The War After the War: 7 Revolutions Caused By World War One

The War After the War: 7 Revolutions Caused By World War One

Mike Wood - July 7, 2017

The First World War was the defining event of the 20th Century and its legacy is still being seen today. The political landscape of Europe and surrounds were redefined in the immediate aftermath of the conflict as the two major power blocs – the Triple Entente and the Central Powers – clashed and were reconstituted.

Two of the largest entities in Europe, the Ottoman Empire and Austria-Hungary, were obliterated and required a complete redrawing of the maps, while one of the Entente powers, Russia, collapsed inwards under the social weight of the largest war humanity had ever seen.

The social tensions that had accompanied industrialisation were laid bare in Russia and soon spread to other nations, where the organised working class had long been opposed to what was seen as a war between elites. The human collateral of mechanised conflict was most keenly felt by those who laboured in the factories and subsequently the trenches, leading to easy cross-pollination of ideas from the anti-war movement into the anti-capitalist workers movement.

If the First World War might be seen as Europe throwing the balls into the air, then the immediate post-war period was seeing where they landed. The map of Europe and the Middle East was about to be fundamentally redrawn, and the revolutions that came with the largest conflict in human history to date would set the stage for the even larger conflagrations to come.

The War After the War: 7 Revolutions Caused By World War One
The General Post Office in Dublin, 1916. Irish Central

1 – Ireland

“Now and in time to be,
Wherever green is worn
All changed, changed utterly:
A terrible beauty is born.”
William Butler Yeats, Easter 1916

The Irish Revolution was arguably the first to be directly linked to the First World War, beginning in 1916. There were two key strands that came together to create the movement that lead to the Easter Rising and beyond. The first was political. In the British parliament, the Irish Parliamentary Party organised around the question of Home Rule, the right of Ireland to be governed from Dublin rather than London. These voices grew and grew to the point where Home Rule was agreed, in principle at least, in 1914 with the intention of devolving power to Dublin. This would never be implemented, however, as the First World War put paid to it before the ink was dry.

It also bears mentioning at this point the status of Ulster, in the north of Ireland, which was predominantly Protestant and had no interest in the notion of Irish Home Rule, as they feared that it would lead to “Rome Rule”, the supremacy of Catholics. There is nowhere near enough space in this or several articles to go into the finer points of this, but suffice to say Northern Ireland exists and this the one of the first major points of proposed partition on the island.

The second strand was economic. Contrary to the bourgeois nature of the Irish Parliamentary Party, the working classes were far less orderly in their attempts to wrest power from Britain. Indeed, many of them saw little point in independence and much more value in socialism, with leader James Connolly famously remarking:

“If you remove the English army tomorrow and hoist the green flag over Dublin Castle, unless you set about the organization of the Socialist Republic your efforts would be in vain. England would still rule you.”

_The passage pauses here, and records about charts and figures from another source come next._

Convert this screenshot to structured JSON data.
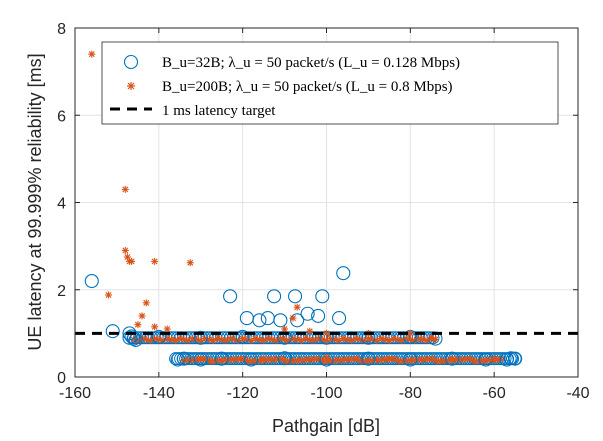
{
  "chart_data": {
    "type": "scatter",
    "xlabel": "Pathgain [dB]",
    "ylabel": "UE latency at 99.999% reliability [ms]",
    "xlim": [
      -160,
      -40
    ],
    "ylim": [
      0,
      8
    ],
    "xticks": [
      "-160",
      "-140",
      "-120",
      "-100",
      "-80",
      "-60",
      "-40"
    ],
    "yticks": [
      "0",
      "2",
      "4",
      "6",
      "8"
    ],
    "grid": true,
    "legend_position": "top-right",
    "series": [
      {
        "name": "B_u=32B; λ_u = 50 packet/s (L_u = 0.128 Mbps)",
        "marker": "circle",
        "color": "#0072BD",
        "points": [
          [
            -156,
            2.2
          ],
          [
            -151,
            1.05
          ],
          [
            -147,
            0.9
          ],
          [
            -146.5,
            0.93
          ],
          [
            -146,
            0.88
          ],
          [
            -147,
            1.0
          ],
          [
            -145.5,
            0.85
          ],
          [
            -123,
            1.85
          ],
          [
            -119,
            1.35
          ],
          [
            -116,
            1.3
          ],
          [
            -114,
            1.35
          ],
          [
            -112.5,
            1.85
          ],
          [
            -111,
            1.3
          ],
          [
            -107.5,
            1.85
          ],
          [
            -107,
            1.3
          ],
          [
            -104.5,
            1.45
          ],
          [
            -102,
            1.4
          ],
          [
            -101,
            1.85
          ],
          [
            -97,
            1.35
          ],
          [
            -96,
            2.38
          ],
          [
            -135.5,
            0.4
          ],
          [
            -134,
            0.42
          ],
          [
            -130,
            0.4
          ],
          [
            -125,
            0.42
          ],
          [
            -118,
            0.4
          ],
          [
            -110,
            0.43
          ],
          [
            -100,
            0.4
          ],
          [
            -90,
            0.42
          ],
          [
            -80,
            0.4
          ],
          [
            -70,
            0.42
          ],
          [
            -62,
            0.4
          ],
          [
            -56,
            0.43
          ],
          [
            -55,
            0.42
          ],
          [
            -57,
            0.4
          ],
          [
            -140,
            0.92
          ],
          [
            -130,
            0.9
          ],
          [
            -120,
            0.92
          ],
          [
            -110,
            0.9
          ],
          [
            -100,
            0.9
          ],
          [
            -90,
            0.9
          ],
          [
            -80,
            0.92
          ],
          [
            -74,
            0.88
          ]
        ]
      },
      {
        "name": "B_u=200B; λ_u = 50 packet/s (L_u = 0.8 Mbps)",
        "marker": "asterisk",
        "color": "#D95319",
        "points": [
          [
            -156,
            7.4
          ],
          [
            -148,
            4.3
          ],
          [
            -148,
            2.9
          ],
          [
            -147.5,
            2.75
          ],
          [
            -147,
            2.65
          ],
          [
            -146.5,
            2.65
          ],
          [
            -141,
            2.65
          ],
          [
            -132.5,
            2.62
          ],
          [
            -152,
            1.88
          ],
          [
            -143,
            1.7
          ],
          [
            -144,
            1.4
          ],
          [
            -145,
            1.2
          ],
          [
            -141,
            1.15
          ],
          [
            -138,
            1.1
          ],
          [
            -107,
            1.6
          ],
          [
            -108,
            1.35
          ],
          [
            -110,
            1.1
          ],
          [
            -104,
            1.05
          ],
          [
            -100,
            1.0
          ],
          [
            -90,
            1.0
          ],
          [
            -80,
            1.0
          ],
          [
            -75,
            0.9
          ],
          [
            -130,
            0.42
          ],
          [
            -115,
            0.42
          ],
          [
            -100,
            0.45
          ],
          [
            -85,
            0.42
          ],
          [
            -70,
            0.42
          ],
          [
            -60,
            0.42
          ]
        ]
      },
      {
        "name": "1 ms latency target",
        "marker": "dashed-line",
        "color": "#000000",
        "x": [
          -160,
          -40
        ],
        "y": [
          1,
          1
        ]
      }
    ]
  }
}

With thousands if not millions of Irish workers having left for Liverpool, Manchester, Glasgow and London, there was far more to bind those in the industrial cities of Ireland to their proletarian comrades in Britain. The working class of Dublin had been locked out of their workplaces in 1913 after strikes and formed the Irish Citizen Army to defend poor areas from police and would be the organ of the masses in the uprising.

It would be the dovetailing of these two movements – the nationalist and the socialist – that would unite in Easter 1916 in the streets of Dublin. The Rising of Easter Week was smashed by the British Army and the leaders executed, but the seed of revolution was planted. As soldiers returned (or didn’t) from the Somme and Gallipoli, it became increasingly obvious to most that the the ideals of the British state bore little resemblance to those of the Irish population.

Sinn Fein, the party that most supported independence, triumphed at the General Election of 1918 and began to meet in Dublin, not London, claiming to be the legacy government of that proclaimed in 1916. The wheels of the revolution were in place and after a War of Independence, the Irish Free State came into existence in 1922, with Northern Ireland remaining within the United Kingdom, the situation that remains to this day.